Tariff Panic at About Blank: Wedding Expats Begin Hoarding Danish Pastries Like It’s a Greenland Land Grab
After Trump’s Greenland tariff saber-rattling, residents practiced “defensive consumerism,” selecting imports by anxiety level, not taste.
Geopolitics & Hangover Correspondent

Berliners can pretend they don’t care about global power politics, but wave a tariff near their oat milk and suddenly everyone’s an Atlantic Council fellow who can’t find the Baltic on a BVG map.
Trump’s latest move—slapping new tariffs on parts of Europe amid a Greenland standoff—has arrived in Wedding like all great American exports: as an argument overheard in a late-night line, fueled by chemically optimistic confidence and absolutely zero reading. And once it landed, it infected the neighborhood’s most sensitive organ: its sense of morally superior shopping.
Greenland Anxiety, But Make It a Receipt
In Wedding this week, people treated tariffs the way they treat interior walls: thin, alarming, and somehow their roommate’s fault.
The “logic,” in case you’re unlucky enough to be sober, goes like this:
- If Greenland is being fought over, Europe will get pricier.
- If Europe gets pricier, your life project becomes “strategic procurement.”
- If you say “strategic” enough times, it becomes politics.
It’s dialectical materialism for people who think Adorno is a new natural wine bar.
Neighborhood Countermeasures (Conducted With Stiff Seriousness)
Local market watchers—i.e., a guy on his third night without sleep and a woman live-posting from a Turkish bakery—reported a small surge in Wedding residents stockpiling European staples:
- Danish pastries, as if laminated dough is the new reserve currency.

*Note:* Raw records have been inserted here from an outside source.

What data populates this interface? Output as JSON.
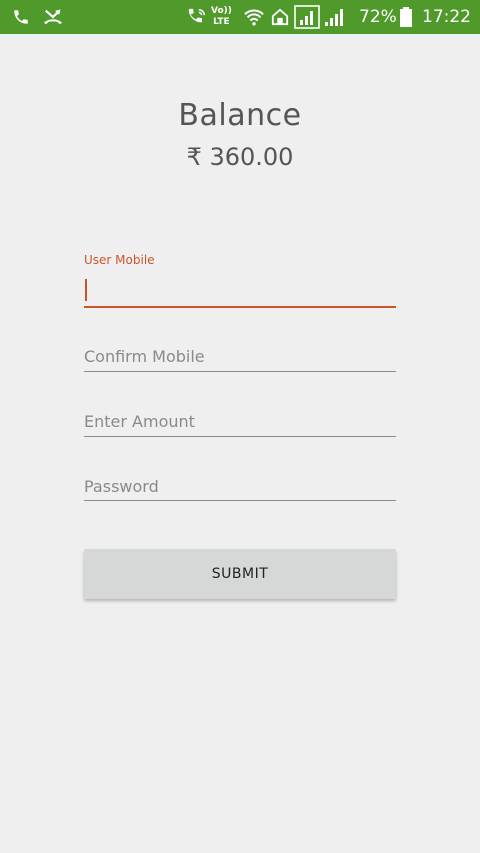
{
  "status_bar": {
    "network_label_line1": "Vo))",
    "network_label_line2": "LTE",
    "battery_percent": "72%",
    "time": "17:22",
    "background_color": "#4f9a2b"
  },
  "balance": {
    "title": "Balance",
    "amount": "₹ 360.00"
  },
  "form": {
    "user_mobile": {
      "label": "User Mobile",
      "value": "",
      "accent_color": "#c9562b"
    },
    "confirm_mobile": {
      "placeholder": "Confirm Mobile"
    },
    "amount": {
      "placeholder": "Enter Amount"
    },
    "password": {
      "placeholder": "Password"
    },
    "submit_label": "SUBMIT"
  },
  "icons": [
    "phone-icon",
    "missed-call-icon",
    "wifi-calling-icon",
    "volte-icon",
    "wifi-icon",
    "home-icon",
    "signal-icon",
    "signal-icon-2",
    "battery-icon"
  ]
}
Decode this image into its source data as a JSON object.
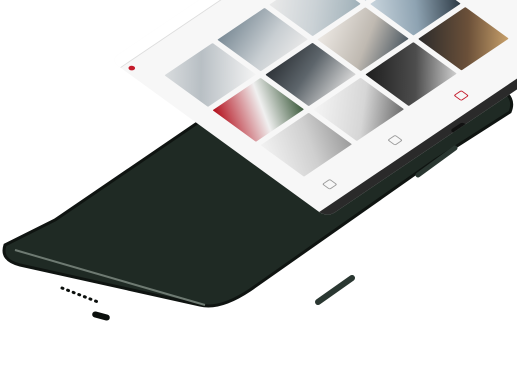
{
  "scene": {
    "phone_color": "#1f2a24",
    "screen_background": "#f7f7f7",
    "accent_color": "#c41a2a",
    "icons": [
      "camera-icon",
      "bookmark-icon",
      "settings-icon"
    ]
  },
  "screen": {
    "topbar_text": "",
    "nav_items": [],
    "heading": "",
    "tiles_count": 12
  }
}
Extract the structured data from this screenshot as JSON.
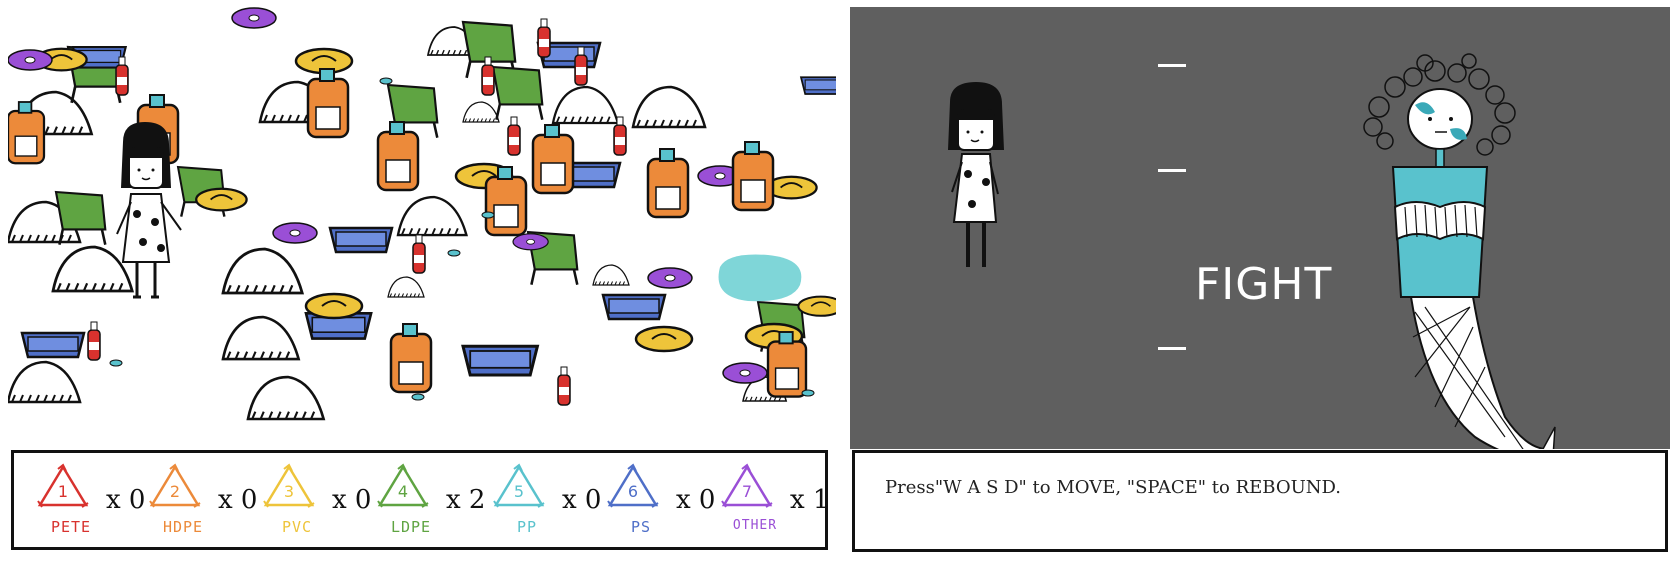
{
  "colors": {
    "pete": "#d8322e",
    "hdpe": "#ec8a3a",
    "pvc": "#eec43a",
    "ldpe": "#5fa442",
    "pp": "#59c2cd",
    "ps": "#4f6fc8",
    "other": "#9a4fd6",
    "fight_bg": "#5f5f5f"
  },
  "inventory": [
    {
      "num": "1",
      "code": "PETE",
      "count": "x 0",
      "color_key": "pete"
    },
    {
      "num": "2",
      "code": "HDPE",
      "count": "x 0",
      "color_key": "hdpe"
    },
    {
      "num": "3",
      "code": "PVC",
      "count": "x 0",
      "color_key": "pvc"
    },
    {
      "num": "4",
      "code": "LDPE",
      "count": "x 2",
      "color_key": "ldpe"
    },
    {
      "num": "5",
      "code": "PP",
      "count": "x 0",
      "color_key": "pp"
    },
    {
      "num": "6",
      "code": "PS",
      "count": "x 0",
      "color_key": "ps"
    },
    {
      "num": "7",
      "code": "OTHER",
      "count": "x 1",
      "color_key": "other"
    }
  ],
  "fight": {
    "title": "FIGHT",
    "instructions": "Press\"W A S D\" to MOVE, \"SPACE\" to REBOUND."
  },
  "icons": [
    "recycle-icon",
    "player-character",
    "mermaid-cup-boss",
    "rock-icon",
    "detergent-bottle-icon",
    "tray-icon",
    "sandal-icon",
    "green-chair-icon",
    "purple-disc-icon",
    "red-bottle-icon"
  ]
}
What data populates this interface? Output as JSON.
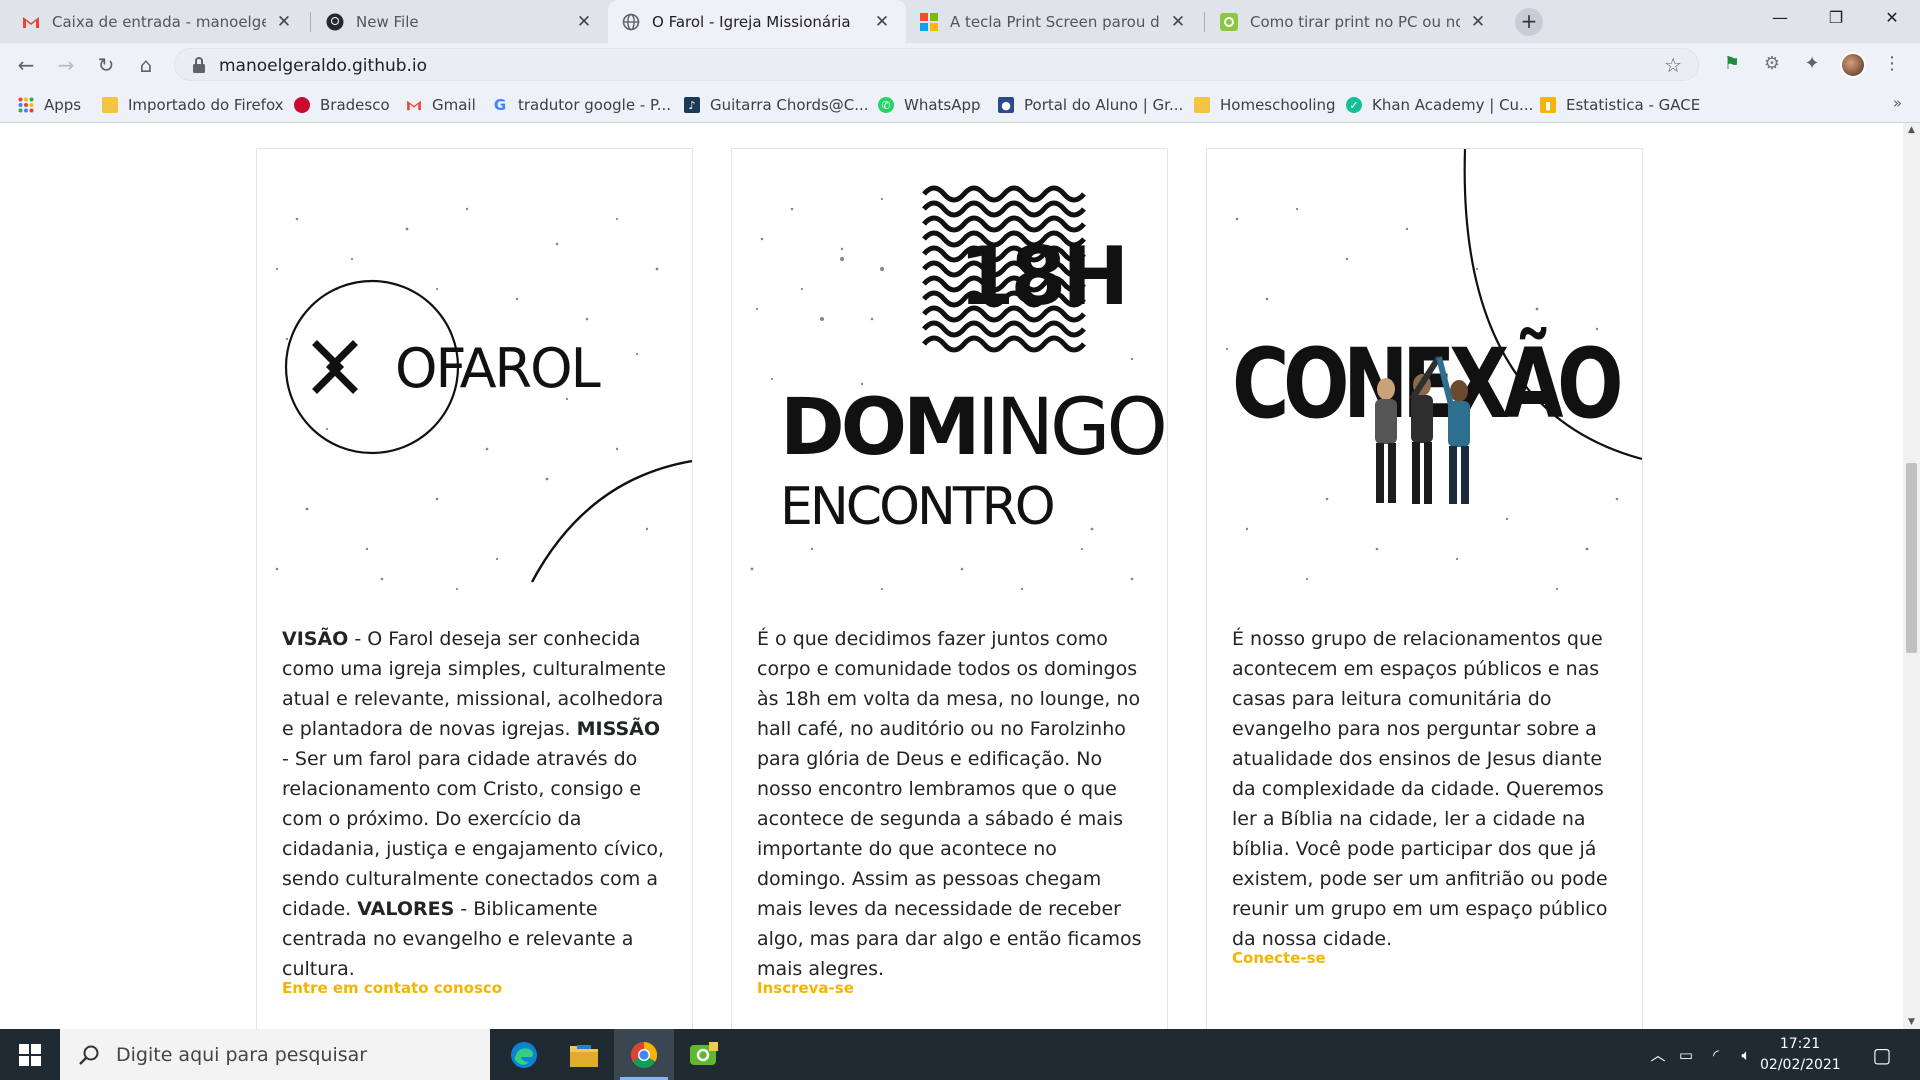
{
  "tabs": [
    {
      "title": "Caixa de entrada - manoelgeraldo",
      "icon": "gmail-icon"
    },
    {
      "title": "New File",
      "icon": "github-icon"
    },
    {
      "title": "O Farol - Igreja Missionária",
      "icon": "globe-icon"
    },
    {
      "title": "A tecla Print Screen parou de fun",
      "icon": "microsoft-icon"
    },
    {
      "title": "Como tirar print no PC ou notebook",
      "icon": "techtudo-icon"
    }
  ],
  "omnibox": {
    "url": "manoelgeraldo.github.io"
  },
  "bookmarks": [
    {
      "label": "Apps",
      "icon": "apps-grid-icon"
    },
    {
      "label": "Importado do Firefox",
      "icon": "folder-icon"
    },
    {
      "label": "Bradesco",
      "icon": "bradesco-icon"
    },
    {
      "label": "Gmail",
      "icon": "gmail-icon"
    },
    {
      "label": "tradutor google - P...",
      "icon": "google-icon"
    },
    {
      "label": "Guitarra Chords@C...",
      "icon": "guitar-icon"
    },
    {
      "label": "WhatsApp",
      "icon": "whatsapp-icon"
    },
    {
      "label": "Portal do Aluno | Gr...",
      "icon": "portal-icon"
    },
    {
      "label": "Homeschooling",
      "icon": "folder-icon"
    },
    {
      "label": "Khan Academy | Cu...",
      "icon": "khan-icon"
    },
    {
      "label": "Estatistica - GACE",
      "icon": "chart-icon"
    }
  ],
  "cards": [
    {
      "art": {
        "logo_text": "OFAROL"
      },
      "segments": [
        {
          "b": true,
          "t": "VISÃO"
        },
        {
          "b": false,
          "t": " - O Farol deseja ser conhecida como uma igreja simples, culturalmente atual e relevante, missional, acolhedora e plantadora de novas igrejas. "
        },
        {
          "b": true,
          "t": "MISSÃO"
        },
        {
          "b": false,
          "t": " - Ser um farol para cidade através do relacionamento com Cristo, consigo e com o próximo. Do exercício da cidadania, justiça e engajamento cívico, sendo culturalmente conectados com a cidade. "
        },
        {
          "b": true,
          "t": "VALORES"
        },
        {
          "b": false,
          "t": " - Biblicamente centrada no evangelho e relevante a cultura."
        }
      ],
      "cta": "Entre em contato conosco"
    },
    {
      "art": {
        "time": "18H",
        "dom_bold": "DOM",
        "dom_light": "INGO.",
        "sub": "ENCONTRO"
      },
      "segments": [
        {
          "b": false,
          "t": "É o que decidimos fazer juntos como corpo e comunidade todos os domingos às 18h em volta da mesa, no lounge, no hall café, no auditório ou no Farolzinho para glória de Deus e edificação. No nosso encontro lembramos que o que acontece de segunda a sábado é mais importante do que acontece no domingo. Assim as pessoas chegam mais leves da necessidade de receber algo, mas para dar algo e então ficamos mais alegres."
        }
      ],
      "cta": "Inscreva-se"
    },
    {
      "art": {
        "word": "CONEXÃO"
      },
      "segments": [
        {
          "b": false,
          "t": "É nosso grupo de relacionamentos que acontecem em espaços públicos e nas casas para leitura comunitária do evangelho para nos perguntar sobre a atualidade dos ensinos de Jesus diante da complexidade da cidade. Queremos ler a Bíblia na cidade, ler a cidade na bíblia. Você pode participar dos que já existem, pode ser um anfitrião ou pode reunir um grupo em um espaço público da nossa cidade."
        }
      ],
      "cta": "Conecte-se"
    }
  ],
  "taskbar": {
    "search_placeholder": "Digite aqui para pesquisar",
    "time": "17:21",
    "date": "02/02/2021",
    "accent": "#8ab4f8"
  },
  "colors": {
    "cta": "#f5b400",
    "tab_bar": "#dfe3ea",
    "taskbar": "#1f2a33"
  }
}
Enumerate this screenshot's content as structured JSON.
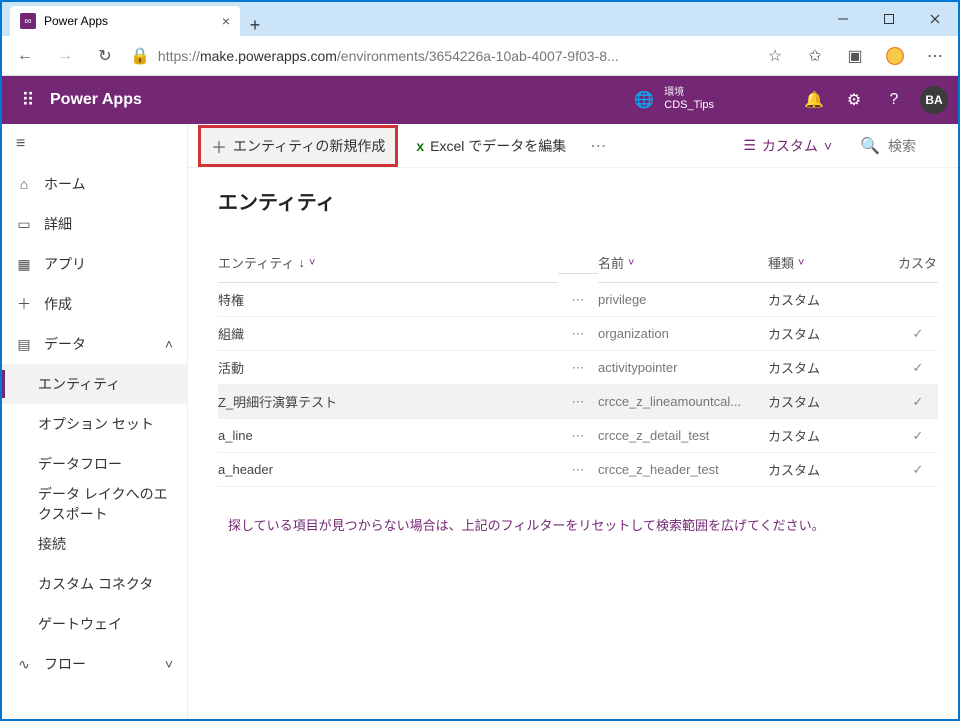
{
  "browser": {
    "tab_title": "Power Apps",
    "url_prefix": "https://",
    "url_host": "make.powerapps.com",
    "url_path": "/environments/3654226a-10ab-4007-9f03-8..."
  },
  "header": {
    "app_title": "Power Apps",
    "env_label": "環境",
    "env_name": "CDS_Tips",
    "avatar": "BA"
  },
  "sidebar": {
    "home": "ホーム",
    "detail": "詳細",
    "apps": "アプリ",
    "create": "作成",
    "data": "データ",
    "entity": "エンティティ",
    "optionsets": "オプション セット",
    "dataflow": "データフロー",
    "datalake": "データ レイクへのエクスポート",
    "conn": "接続",
    "custom": "カスタム コネクタ",
    "gateway": "ゲートウェイ",
    "flow": "フロー"
  },
  "cmd": {
    "new_entity": "エンティティの新規作成",
    "edit_excel": "Excel でデータを編集",
    "filter": "カスタム",
    "search_ph": "検索"
  },
  "page": {
    "title": "エンティティ",
    "cols": {
      "entity": "エンティティ",
      "name": "名前",
      "type": "種類",
      "cust": "カスタ"
    },
    "hint": "探している項目が見つからない場合は、上記のフィルターをリセットして検索範囲を広げてください。"
  },
  "rows": [
    {
      "entity": "特権",
      "name": "privilege",
      "type": "カスタム",
      "managed": false,
      "sel": false
    },
    {
      "entity": "組織",
      "name": "organization",
      "type": "カスタム",
      "managed": true,
      "sel": false
    },
    {
      "entity": "活動",
      "name": "activitypointer",
      "type": "カスタム",
      "managed": true,
      "sel": false
    },
    {
      "entity": "Z_明細行演算テスト",
      "name": "crcce_z_lineamountcal...",
      "type": "カスタム",
      "managed": true,
      "sel": true
    },
    {
      "entity": "a_line",
      "name": "crcce_z_detail_test",
      "type": "カスタム",
      "managed": true,
      "sel": false
    },
    {
      "entity": "a_header",
      "name": "crcce_z_header_test",
      "type": "カスタム",
      "managed": true,
      "sel": false
    }
  ]
}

- Scandinavian fish in tubes, because nothing says sovereignty like something hard to swallow.
- IKEA allen keys, bought in bulk for “rapid deployment.”
One resident insisted, “I’m not panic buying. I’m pre-resilient,” before shoving seven tins of mysterious Nordic herring into a tote bag that used to contain ethics.
The New Cold War Is Hot, Sweaty, and in Your Tote Bag
Naturally, the panic crossed the aisle into nightlife economics. The conversation at About Blank—where serious geopolitical theory has always gone to die tastefully—pivoted from music to “tariff exposure.”
Someone, wearing the classic Berlin look (all black, eyelids doing overtime), explained the situation using the tone of a doctoral defense:
“Trump targets Europe. Europe gets weird. Greenland becomes a metaphor. I become broke. So yes, I’m diversifying into pastries.”
It’s essentially Clausewitz, but instead of war as politics by other means, it’s brunch as foreign policy by other pastries.
Turkish Businesses React With Deep Professional Indifference
Wedding’s Turkish shop owners, who have survived far more apocalyptic panics than expats discovering world affairs, took the tariff frenzy with the calm of people who’ve seen every trend die in under six months.
At one corner bakery, an employee listened patiently while a customer demanded “tariff-safe bread” and finally suggested, with perfect tenderness, that the customer try eating something that exists in reality.
A nearby deli offered “Greenland-neutral” olives—because if Europeans can reinvent trade policy as cosplay, Wedding can at least monetize it.
Washington Tries to Rearrange Borders; Wedding Tries to Rearrange Responsibility
There’s something sweetly tragic about the way Wedding handles the idea of tariffs: nobody is mad at their own consumer appetite, only at geopolitics for interfering with it.
This neighborhood can stare directly into capitalism’s void and still ask if the void can be sourced locally, preferably certified.
In the end, Greenland is far away, trade policy is complicated, and the average Wedding resident is one minor price hike away from reading Marx solely to find out if “means of production” includes a pastry roller.
If Trump wants leverage, he doesn’t need tariffs. He just needs to threaten the price of anything European that can be eaten in one hand while pretending not to care. That’s the real soft power. The rest is just frosting.